1) ML nodes supporting diverse machine learning and artificial intelligence tasks
Various software and algorithms for ML-based research have diverse computing characteristics. Different software has very different utilization of the CPUs, GPUs, memory, and hard disks. Computing resource utilization also varies considerably depending on the task. Therefore, IEIT recommended the NF5488A5 GPU server, which supports 8 third-generation NVLink fully interconnected NVIDIA GPUs and 2 AMD CPUs in a 4U chassis. It can sufficiently support the calculation of ML datasets and improve training efficiency.
2) MD nodes with strong computing power
Due to the complexity of molecular simulation theory, the requirements for HPC in this field are extremely high. IEIT recommended the NF5468A5 GPU server. NF5468A5 utilizes 8 NVIDIA A40 Tensor Core GPUs and 2 AMD CPUs in a 4U chassis. It is a powerful match for an assortment HPC MD requirements.
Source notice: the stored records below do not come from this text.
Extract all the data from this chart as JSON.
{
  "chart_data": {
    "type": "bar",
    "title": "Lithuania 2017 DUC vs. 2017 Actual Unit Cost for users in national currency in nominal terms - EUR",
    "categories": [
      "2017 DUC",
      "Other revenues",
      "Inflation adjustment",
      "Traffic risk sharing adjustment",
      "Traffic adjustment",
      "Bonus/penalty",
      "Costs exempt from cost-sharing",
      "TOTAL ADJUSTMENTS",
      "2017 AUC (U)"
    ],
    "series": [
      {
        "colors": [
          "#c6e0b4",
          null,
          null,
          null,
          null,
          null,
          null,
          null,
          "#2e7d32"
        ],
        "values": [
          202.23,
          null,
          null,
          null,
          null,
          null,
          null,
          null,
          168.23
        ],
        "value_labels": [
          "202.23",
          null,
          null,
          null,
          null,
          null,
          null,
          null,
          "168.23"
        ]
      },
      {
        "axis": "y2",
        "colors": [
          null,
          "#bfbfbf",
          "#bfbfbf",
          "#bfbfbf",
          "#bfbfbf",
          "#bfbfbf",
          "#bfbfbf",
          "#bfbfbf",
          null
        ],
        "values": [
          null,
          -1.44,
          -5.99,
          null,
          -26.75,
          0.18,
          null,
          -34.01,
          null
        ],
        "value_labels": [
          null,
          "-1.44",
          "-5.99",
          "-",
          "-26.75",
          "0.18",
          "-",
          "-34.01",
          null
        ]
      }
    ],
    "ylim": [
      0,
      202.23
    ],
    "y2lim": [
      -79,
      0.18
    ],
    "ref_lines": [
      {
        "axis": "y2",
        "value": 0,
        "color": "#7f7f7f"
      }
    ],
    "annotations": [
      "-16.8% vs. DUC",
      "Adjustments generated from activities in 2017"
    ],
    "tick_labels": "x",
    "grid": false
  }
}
3) A GPU Cluster that can support a wide variety of complex scientific research
The GPU cluster composed of these ML and MD nodes is named “Alex” by NHR@FAU. Alex is the core component of NHR@FAU’s HPC Infrastructure to handle the rapidly growing computing resource demands for ML and MD in scientific research. The cluster is interconnected through a high-speed HDR InfiniBand network, resulting in top-level general-purpose computing with excellent HPC and AI performance that runs a multitude of research-specific software with various hardware requirements, while supporting massive ML datasets, molecular dynamics simulations, and improving training efficiency.
The client's return
NHR@FAU’s HPC cluster using IEIT GPU servers and developed by MEGWARE, handles applications such as Tensorflow, PyTorch, QuantumEspresso, and VASP, and scientific research software such as NAMD, LAMMPS, AMBER, GROMACS, etc. With the HPL test requirements of this high-performance project, combined with the deep understanding of HPC in the field of scientific computing, IEIT's professional HPC application analysis team provided a performance optimization solution for a 15% performance boost.